The two interesting Lee Johnson answers that summed up Aiden McGeady's Sunderland revival and importance
It was one of the first calls Lee Johnson made after it became clear that he would be the new Head Coach of Sunderland and given what has happened since, it could prove to be one of his most important.
The first Sunderland player Johnson spoke to was Aiden McGeady
Johnson wanted to make clear not just that his exile from the senior group was over, but that he would be a central part of his plans moving forward.
McGeady was set to be on the bench against Wigan Athletic the following day but was swiftly bumped up into the starting XI.
Though the winger understandably needed time to get up to full speed, Johnson without fail kept him in the side (in the league at least) to ensure he could find a rhythm after so long on the sidelines.
The medium-term results have been spectacular.
McGeady has four goals in all competitions and most importantly, 12 assists in the league.
No one has produced more, a quite remarkable record when you consider that first appearance came on December 5th.
Speculation raged during McGeady's long absence from the side under Phil Parkinson and the unfounded rumours were clearly as much a source for angst to the winger as the exile itself.
"After the year I've had, it's been difficult," he recently said.
"I've had all sorts of things said about me and labelled against me, and I think the proof is in the pudding. I'm glad to be back playing and I think the players are happy to have me back.
"I've got to give the manager a lot of credit as well because straight away he's come in and said 'you're going to be a big player for me.' He's said that from day one and I have to give him a lot of thanks as well. Ultimately it's not about me, the end goal is about the team getting up. It's as simple as that.”
The truth of both his exile and his return is more straightforward than many imagined at the time and there was an interesting tale from Lee Johnson's pre-match press conference last week that underlined it.
McGeady would of course go on to be a key architect in the vital 1-0 win over Bristol Rovers, and beforehand Johnson had been asked about the month ahead and just how important it would be to the club.
"It's a big month, we know that," he said.
"There's a lot of opportunity in that month and we've got a lot of potential. Potential doesn't get you over the line and it's like I said ahead of the final, you've got to bring out your best when it matters most.
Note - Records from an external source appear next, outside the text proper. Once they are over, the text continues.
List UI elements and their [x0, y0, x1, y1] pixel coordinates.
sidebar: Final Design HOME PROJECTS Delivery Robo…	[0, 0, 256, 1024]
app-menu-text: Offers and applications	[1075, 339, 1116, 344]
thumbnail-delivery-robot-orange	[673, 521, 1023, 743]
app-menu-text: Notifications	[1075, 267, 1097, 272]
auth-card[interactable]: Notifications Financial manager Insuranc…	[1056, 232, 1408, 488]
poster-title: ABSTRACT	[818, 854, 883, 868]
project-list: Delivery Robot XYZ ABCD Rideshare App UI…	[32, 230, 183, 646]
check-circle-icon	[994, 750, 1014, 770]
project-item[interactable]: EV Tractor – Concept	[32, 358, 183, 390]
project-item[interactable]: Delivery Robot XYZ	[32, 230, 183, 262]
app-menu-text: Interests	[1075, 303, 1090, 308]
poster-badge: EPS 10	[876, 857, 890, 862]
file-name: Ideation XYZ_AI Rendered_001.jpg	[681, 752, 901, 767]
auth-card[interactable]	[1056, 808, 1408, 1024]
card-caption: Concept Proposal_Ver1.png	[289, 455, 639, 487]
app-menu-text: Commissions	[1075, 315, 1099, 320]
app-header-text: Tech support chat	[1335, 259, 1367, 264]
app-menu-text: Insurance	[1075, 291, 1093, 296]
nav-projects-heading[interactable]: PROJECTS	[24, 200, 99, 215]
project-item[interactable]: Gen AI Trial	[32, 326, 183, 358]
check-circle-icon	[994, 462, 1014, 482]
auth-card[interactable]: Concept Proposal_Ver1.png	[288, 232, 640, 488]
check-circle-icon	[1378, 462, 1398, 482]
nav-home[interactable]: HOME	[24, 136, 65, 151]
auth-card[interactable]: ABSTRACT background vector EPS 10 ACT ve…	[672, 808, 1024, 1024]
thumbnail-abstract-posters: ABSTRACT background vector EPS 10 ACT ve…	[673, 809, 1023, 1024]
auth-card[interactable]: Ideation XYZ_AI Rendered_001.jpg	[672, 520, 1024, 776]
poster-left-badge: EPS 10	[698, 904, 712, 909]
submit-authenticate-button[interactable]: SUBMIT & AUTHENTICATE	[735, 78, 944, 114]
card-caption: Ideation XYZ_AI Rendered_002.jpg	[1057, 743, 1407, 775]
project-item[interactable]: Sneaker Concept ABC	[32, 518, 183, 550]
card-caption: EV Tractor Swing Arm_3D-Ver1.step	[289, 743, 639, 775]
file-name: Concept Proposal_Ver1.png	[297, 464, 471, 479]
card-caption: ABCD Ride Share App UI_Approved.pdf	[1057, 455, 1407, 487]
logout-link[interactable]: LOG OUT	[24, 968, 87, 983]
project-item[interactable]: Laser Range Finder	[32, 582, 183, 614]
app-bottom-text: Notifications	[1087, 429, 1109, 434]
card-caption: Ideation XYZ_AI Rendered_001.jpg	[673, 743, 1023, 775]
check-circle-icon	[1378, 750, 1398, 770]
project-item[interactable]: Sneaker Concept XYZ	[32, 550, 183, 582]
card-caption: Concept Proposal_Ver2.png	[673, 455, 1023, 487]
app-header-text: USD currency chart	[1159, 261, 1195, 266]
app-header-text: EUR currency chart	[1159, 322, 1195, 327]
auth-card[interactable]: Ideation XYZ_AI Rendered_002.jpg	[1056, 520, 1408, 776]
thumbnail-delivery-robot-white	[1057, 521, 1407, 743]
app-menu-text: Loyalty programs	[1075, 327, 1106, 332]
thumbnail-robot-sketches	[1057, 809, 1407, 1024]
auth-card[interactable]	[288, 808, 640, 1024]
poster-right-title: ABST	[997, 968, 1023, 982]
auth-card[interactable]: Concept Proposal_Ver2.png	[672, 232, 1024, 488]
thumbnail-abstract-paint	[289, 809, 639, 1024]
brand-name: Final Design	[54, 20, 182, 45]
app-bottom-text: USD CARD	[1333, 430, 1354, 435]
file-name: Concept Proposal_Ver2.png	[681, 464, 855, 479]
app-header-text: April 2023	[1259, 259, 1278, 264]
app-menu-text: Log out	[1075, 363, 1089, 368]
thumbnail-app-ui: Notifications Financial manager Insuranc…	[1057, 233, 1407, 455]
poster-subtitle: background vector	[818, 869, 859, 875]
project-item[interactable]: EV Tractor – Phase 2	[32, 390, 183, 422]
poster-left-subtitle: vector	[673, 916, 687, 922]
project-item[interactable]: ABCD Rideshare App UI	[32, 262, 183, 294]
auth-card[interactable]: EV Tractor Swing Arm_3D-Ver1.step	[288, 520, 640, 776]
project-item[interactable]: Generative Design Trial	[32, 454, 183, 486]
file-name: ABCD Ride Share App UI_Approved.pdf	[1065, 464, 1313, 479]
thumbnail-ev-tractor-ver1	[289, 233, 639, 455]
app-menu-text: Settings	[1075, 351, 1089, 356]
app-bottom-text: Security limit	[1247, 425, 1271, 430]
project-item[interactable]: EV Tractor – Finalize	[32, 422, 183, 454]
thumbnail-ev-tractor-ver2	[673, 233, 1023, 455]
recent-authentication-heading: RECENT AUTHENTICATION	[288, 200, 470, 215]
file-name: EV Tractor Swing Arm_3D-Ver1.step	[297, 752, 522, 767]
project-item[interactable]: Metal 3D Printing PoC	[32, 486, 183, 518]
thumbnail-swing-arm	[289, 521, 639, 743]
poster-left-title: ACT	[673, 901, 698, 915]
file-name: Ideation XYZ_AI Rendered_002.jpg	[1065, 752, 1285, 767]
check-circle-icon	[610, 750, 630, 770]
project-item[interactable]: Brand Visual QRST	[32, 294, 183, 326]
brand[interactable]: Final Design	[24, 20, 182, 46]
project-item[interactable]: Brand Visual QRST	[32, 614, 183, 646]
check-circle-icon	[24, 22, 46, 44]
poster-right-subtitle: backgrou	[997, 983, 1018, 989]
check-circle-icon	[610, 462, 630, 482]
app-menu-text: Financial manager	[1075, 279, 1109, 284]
"The boys have got a winning mentality and I can feel that at the moment.
"Even today, Geads is kicking off because he's lost a five-a-side game, and I like that. It's just the natural born winner in him.
"I think he had to take a five-minute cooler because he was so frustrated with his team.
"That's good, because it was seniors versus the young lads and the young lads beat them! I like that because they've shown the senior boys that they're up for it.
"We want a strong competitive edge because in the end, everyone respects their team-mates because they're fighting hard to win, whether it's just a small-sided game or 11-v-11.
"We've got to continue that and make no apology for having those standards."
There, in many ways, you have it.
What Parkinson deemed an issue (the former manager always said it was never about a specific incident or issue, but general 'culture'), Johnson sees a major asset.
In that regard, Johnson is aligned with Jack Ross.
Ross welcomed the challenge of managing a player willing to ask questions, raise concerns and challenge, and was always quick to point out that the winger had twice shown superb application to rapidly come back into the fold when unable to take part in pre-season due to injury.
Clearly, in terms of footballing philosophy there is also a neater fit between McGeady and Johnson than there was with the new Head Coach's predeccesor and that has without a doubt helped smooth his reintegration.
McGeady has bought into the demands Johnson places on his forward players to press and drop into shape out of possession, recognising the increased opportunity he is getting to affect the game in the final third.
In Friday's press conference there was another sign of the impact McGeady has in recent weeks.
The day before Stephen Kenny's Republic of Ireland fell to defeat against Luxembourg, Johnson was asked by an Irish journalist whether the winger had been disappointed not to be recalled.
"First and foremost, he's been absolutely fantastic since he came back," Johnson responded.
"I really like him, I understand him which I think is important.
"He is challenging because he's a winner, simple as that. He's had a top career, won trophies, 90-odd caps and had big moves.
"He's playing at a level really that if he was 27,28, he wouldn't be in this division.
"When it comes to Ireland, I was a bit worried about it I'm honest!
"I don't think he was, I just think he's focused on the job at hand. He's loved his time as an Ireland player but at the moment the focus is on Sunderland.
"I don't think he's thought too much about it, but we have talked about it just because of my fear of losing him."
Jack Ross noted when he arrived that McGeady had been clear in his desire to help put Sunderland back where it belonged after relegation from the Championship.
It has been a long and winding road from there but with ten games to go, McGeady now has every chance to be a key figure in doing exactly that.
It is one of Johnson's most significant feats thus far.